The Benefit Of Tenderizing Steak Before You Marinate Or Season
For those of us who eat it, meat can either be the star of our meal or the biggest disappointment. Have you ever been looking forward to a nice juicy burger, salivating at the thought of sizzling fat and tender protein only for you to take a bite and find it completely and utterly bland? We can glorify meat all we want, but without the help of seasonings, butter, dry rubs, and marinades, we might all just go vegetarian.
Steak in particular can either be one of the best, most succulent, flavorful, and satisfying meals you can cut into, but if prepared improperly, it can turn out dry and tough like stiff leather. Properly cooking steak is treated as an art form, and rightly so. Marinating methods and secret family spice mixtures have been passed down from generation to generation. Plastic bags are now filled with garlic, wine, and other ingredients to help flavors seep into the steak while also keeping it sanitary (via Better Homes & Gardens). Unfortunately, though most kitchen dwellers have learned by now how to properly flavor their foods, many people are still skipping over the all-important step that comes before marinating: tenderizing.
The importance of tenderizing
If you really want the effort you put into preparing your steak marinade to make a difference, you have to tenderize your steak first. Steak marinades are meant to help break down some of the toughest fibers in meat as well as add some incredible flavor, but if your cut is particularly lean, you'll need to do a bit of pounding (via My Chicago Steak).

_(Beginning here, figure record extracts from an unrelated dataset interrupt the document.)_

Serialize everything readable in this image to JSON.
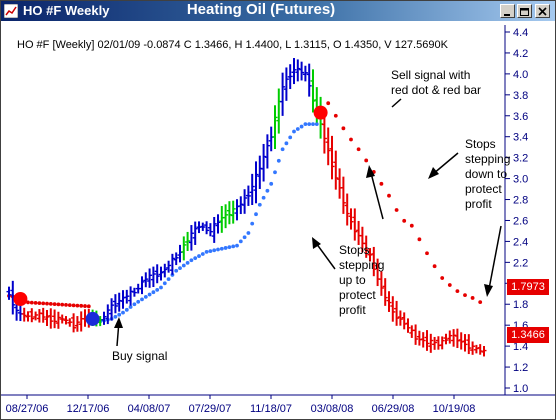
{
  "window": {
    "title": "HO #F Weekly",
    "chart_title": "Heating Oil (Futures)",
    "info_line": "HO #F [Weekly] 02/01/09  -0.0874 C 1.3466, H 1.4400, L 1.3115, O 1.4350, V 127.5690K"
  },
  "price_tags": {
    "stop": "1.7973",
    "close": "1.3466"
  },
  "annotations": {
    "buy": "Buy signal",
    "sell": [
      "Sell signal with",
      "red dot & red bar"
    ],
    "stops_up": [
      "Stops",
      "stepping",
      "up to",
      "protect",
      "profit"
    ],
    "stops_down": [
      "Stops",
      "stepping",
      "down to",
      "protect",
      "profit"
    ]
  },
  "colors": {
    "up": "#0000cc",
    "neutral": "#00cc00",
    "down": "#e60000",
    "stop_up": "#3377ff",
    "stop_down": "#e60000",
    "axis": "#000080"
  },
  "icons": [
    "chart-icon",
    "minimize-icon",
    "maximize-icon",
    "close-icon"
  ],
  "chart_data": {
    "type": "bar",
    "title": "Heating Oil (Futures)",
    "x_tick_labels": [
      "08/27/06",
      "12/17/06",
      "04/08/07",
      "07/29/07",
      "11/18/07",
      "03/08/08",
      "06/29/08",
      "10/19/08"
    ],
    "y_ticks": [
      1,
      1.2,
      1.4,
      1.6,
      1.8,
      2,
      2.2,
      2.4,
      2.6,
      2.8,
      3,
      3.2,
      3.4,
      3.6,
      3.8,
      4,
      4.2,
      4.4
    ],
    "ylim": [
      1.0,
      4.4
    ],
    "last": {
      "open": 1.435,
      "high": 1.44,
      "low": 1.3115,
      "close": 1.3466,
      "change": -0.0874,
      "volume": "127.5690K",
      "date": "02/01/09"
    },
    "stop_level": 1.7973,
    "series": [
      {
        "name": "price_path",
        "x": [
          0,
          2,
          5,
          8,
          11,
          14,
          17,
          20,
          24,
          27,
          30,
          33,
          36,
          40,
          44,
          47,
          50,
          53,
          56,
          60,
          63,
          66,
          69,
          72,
          75,
          78,
          81,
          84,
          87,
          89,
          92,
          95,
          98,
          101,
          104,
          107,
          110,
          113,
          116,
          119,
          122,
          125
        ],
        "values": [
          1.9,
          1.72,
          1.68,
          1.7,
          1.65,
          1.66,
          1.6,
          1.68,
          1.64,
          1.78,
          1.86,
          1.92,
          2.05,
          2.1,
          2.25,
          2.42,
          2.55,
          2.5,
          2.63,
          2.72,
          2.85,
          3.1,
          3.42,
          3.88,
          4.05,
          4.0,
          3.65,
          3.25,
          2.9,
          2.65,
          2.45,
          2.25,
          1.95,
          1.72,
          1.62,
          1.48,
          1.44,
          1.42,
          1.5,
          1.44,
          1.38,
          1.35
        ]
      },
      {
        "name": "signal_regimes",
        "values": [
          {
            "from": 0,
            "to": 3,
            "state": "up"
          },
          {
            "from": 4,
            "to": 21,
            "state": "down"
          },
          {
            "from": 22,
            "to": 24,
            "state": "neutral"
          },
          {
            "from": 25,
            "to": 45,
            "state": "up"
          },
          {
            "from": 46,
            "to": 47,
            "state": "neutral"
          },
          {
            "from": 48,
            "to": 55,
            "state": "up"
          },
          {
            "from": 56,
            "to": 59,
            "state": "neutral"
          },
          {
            "from": 60,
            "to": 69,
            "state": "up"
          },
          {
            "from": 70,
            "to": 71,
            "state": "neutral"
          },
          {
            "from": 72,
            "to": 79,
            "state": "up"
          },
          {
            "from": 80,
            "to": 82,
            "state": "neutral"
          },
          {
            "from": 83,
            "to": 125,
            "state": "down"
          }
        ]
      },
      {
        "name": "trailing_stop",
        "values": [
          {
            "from": 0,
            "to": 21,
            "side": "above",
            "levels": [
              [
                0,
                1.88
              ],
              [
                3,
                1.86
              ],
              [
                4,
                1.82
              ],
              [
                21,
                1.78
              ]
            ]
          },
          {
            "from": 22,
            "to": 81,
            "side": "below",
            "levels": [
              [
                22,
                1.62
              ],
              [
                27,
                1.66
              ],
              [
                30,
                1.72
              ],
              [
                33,
                1.8
              ],
              [
                36,
                1.87
              ],
              [
                40,
                1.96
              ],
              [
                44,
                2.12
              ],
              [
                48,
                2.22
              ],
              [
                52,
                2.3
              ],
              [
                60,
                2.36
              ],
              [
                63,
                2.48
              ],
              [
                66,
                2.75
              ],
              [
                69,
                2.95
              ],
              [
                72,
                3.28
              ],
              [
                75,
                3.45
              ],
              [
                78,
                3.52
              ],
              [
                81,
                3.52
              ]
            ]
          },
          {
            "from": 83,
            "to": 125,
            "side": "above",
            "levels": [
              [
                83,
                3.78
              ],
              [
                86,
                3.6
              ],
              [
                89,
                3.42
              ],
              [
                92,
                3.28
              ],
              [
                95,
                3.12
              ],
              [
                98,
                2.95
              ],
              [
                101,
                2.78
              ],
              [
                103,
                2.62
              ],
              [
                106,
                2.55
              ],
              [
                108,
                2.42
              ],
              [
                111,
                2.22
              ],
              [
                114,
                2.05
              ],
              [
                117,
                1.95
              ],
              [
                119,
                1.9
              ],
              [
                122,
                1.86
              ],
              [
                125,
                1.8
              ]
            ]
          }
        ]
      }
    ],
    "signals": [
      {
        "type": "sell",
        "bar": 3,
        "price": 1.85
      },
      {
        "type": "buy",
        "bar": 22,
        "price": 1.66
      },
      {
        "type": "sell",
        "bar": 82,
        "price": 3.63
      }
    ]
  }
}
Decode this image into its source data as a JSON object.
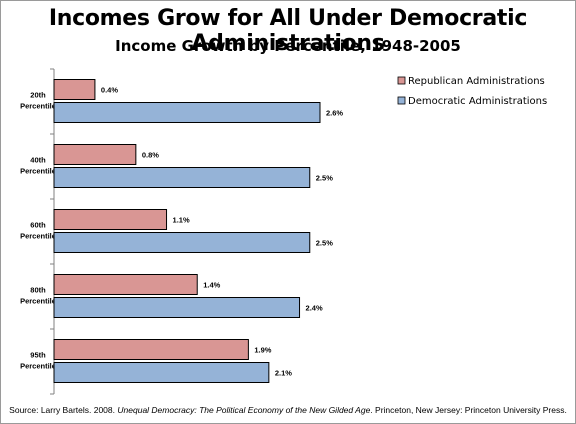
{
  "chart_data": {
    "type": "bar",
    "orientation": "horizontal",
    "title": "Incomes Grow for All Under Democratic Administrations",
    "subtitle": "Income Growth by Percentile, 1948-2005",
    "categories": [
      "20th Percentile",
      "40th Percentile",
      "60th Percentile",
      "80th Percentile",
      "95th Percentile"
    ],
    "category_lines": [
      [
        "20th",
        "Percentile"
      ],
      [
        "40th",
        "Percentile"
      ],
      [
        "60th",
        "Percentile"
      ],
      [
        "80th",
        "Percentile"
      ],
      [
        "95th",
        "Percentile"
      ]
    ],
    "series": [
      {
        "name": "Republican Administrations",
        "values": [
          0.4,
          0.8,
          1.1,
          1.4,
          1.9
        ],
        "labels": [
          "0.4%",
          "0.8%",
          "1.1%",
          "1.4%",
          "1.9%"
        ],
        "color": "#d99694"
      },
      {
        "name": "Democratic Administrations",
        "values": [
          2.6,
          2.5,
          2.5,
          2.4,
          2.1
        ],
        "labels": [
          "2.6%",
          "2.5%",
          "2.5%",
          "2.4%",
          "2.1%"
        ],
        "color": "#95b3d7"
      }
    ],
    "legend_position": "top-right",
    "grid": false,
    "xlim": [
      0,
      2.6
    ]
  },
  "source": {
    "prefix": "Source: Larry Bartels. 2008.",
    "book": "Unequal Democracy:  The Political Economy  of the New Gilded Age",
    "suffix": ". Princeton, New Jersey: Princeton University Press."
  }
}
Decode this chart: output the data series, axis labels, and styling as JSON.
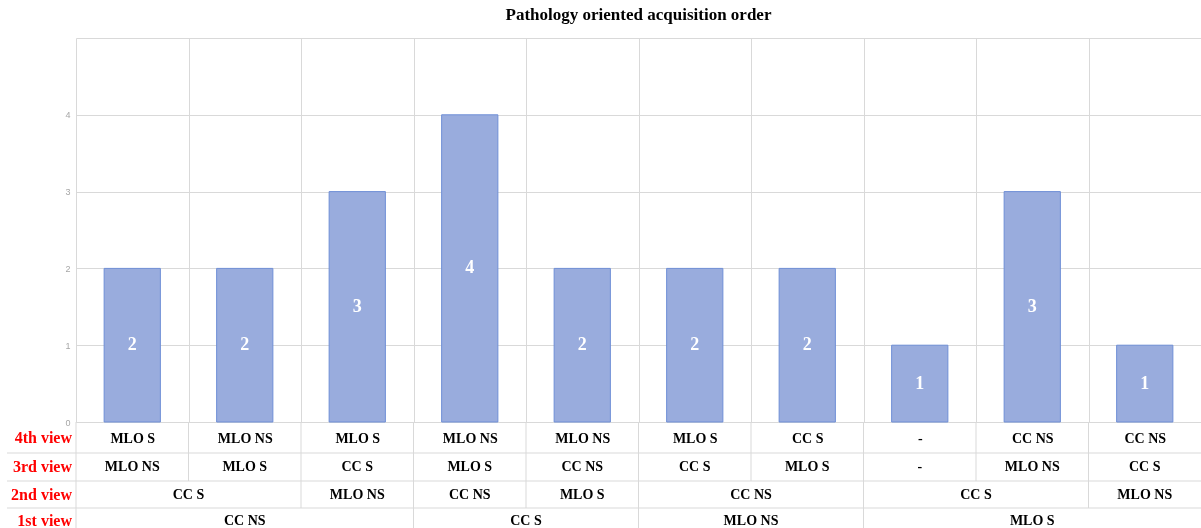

So, what cuts of steak should you be tenderizing? Many steaks don't need the extra help, but Thrillist claims that shanks, rounds, shoulders, brisket, and anything from the neck or heel of the round are going to be considerably tough. MasterClass suggests that the flavors and juices of the steaks are better maintained through tenderizing and that the small divots the mallets typically produce open up the connective tissue allowing for better absorption and texture. That's why Food Network recommends owning a meat mallet that has a spiked side (with small sharp points) and a flat side. To cut down on the mess, sandwich the steak between plastic wrap or wax paper and use the spiked side to break up the connective tissue, and then use the flat end to even out the steak for an even cook.